No, I don't believe authority is possible without some form of coercion. I know humans can operate collaboratively without need of a "leader", however.
By Rich
#15260752
FallenRaptor wrote:I always imagined that for a anarchist society to exist everyone would have to be able to satisfy their basic economic needs and wants. Otherwise, they'll resort coercion to get what they want and the anarchy will become chaos.

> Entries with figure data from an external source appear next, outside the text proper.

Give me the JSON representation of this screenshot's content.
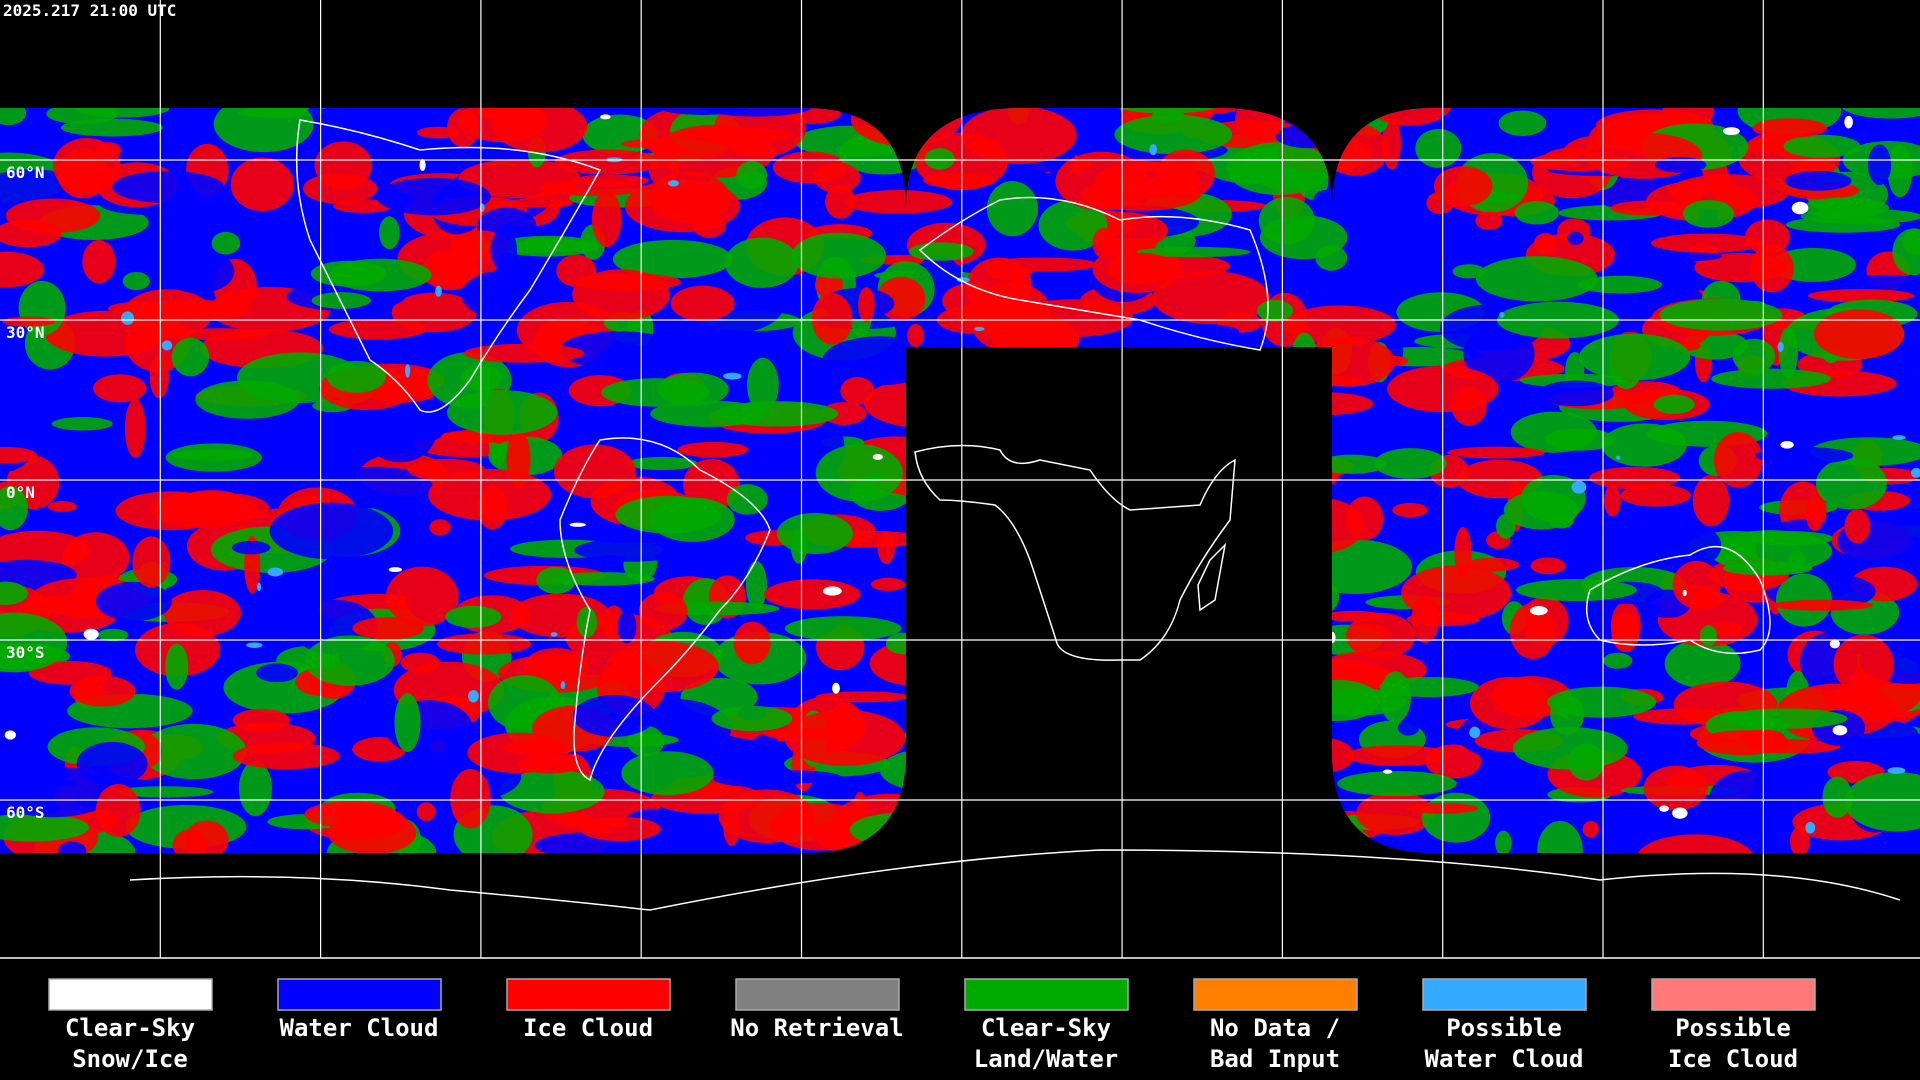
{
  "header": {
    "timestamp": "2025.217 21:00 UTC"
  },
  "map": {
    "latitude_labels": [
      "60°N",
      "30°N",
      "0°N",
      "30°S",
      "60°S"
    ]
  },
  "legend": [
    {
      "label": [
        "Clear-Sky",
        "Snow/Ice"
      ],
      "color": "#ffffff"
    },
    {
      "label": [
        "Water Cloud"
      ],
      "color": "#0000ff"
    },
    {
      "label": [
        "Ice Cloud"
      ],
      "color": "#ff0000"
    },
    {
      "label": [
        "No Retrieval"
      ],
      "color": "#808080"
    },
    {
      "label": [
        "Clear-Sky",
        "Land/Water"
      ],
      "color": "#00aa00"
    },
    {
      "label": [
        "No Data /",
        "Bad Input"
      ],
      "color": "#ff8000"
    },
    {
      "label": [
        "Possible",
        "Water Cloud"
      ],
      "color": "#33aaff"
    },
    {
      "label": [
        "Possible",
        "Ice Cloud"
      ],
      "color": "#ff7878"
    }
  ]
}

The majority of people will never satisfy their basic needs and wants, because basic needs and wants will always expand to negate any increase in society's prosperity. If you asked your average Chartist in the 1840s to define basic needs and wants, the overwhelming majority of modern Britons will have them.
#15261330
Rich wrote:The majority of people will never satisfy their basic needs and wants, because basic needs and wants will always expand to negate any increase in society's prosperity. If you asked your average Chartist in the 1840s to define basic needs and wants, the overwhelming majority of modern Britons will have them.


You don't understand the definition of basic needs. Wants, I could care less about. Lets go with meeting people's basic needs as they relate to Maslow's Hierarchy of Human Need.

That doesn't change, isn't arbitrary, and means something significant about a society that gives them without debt.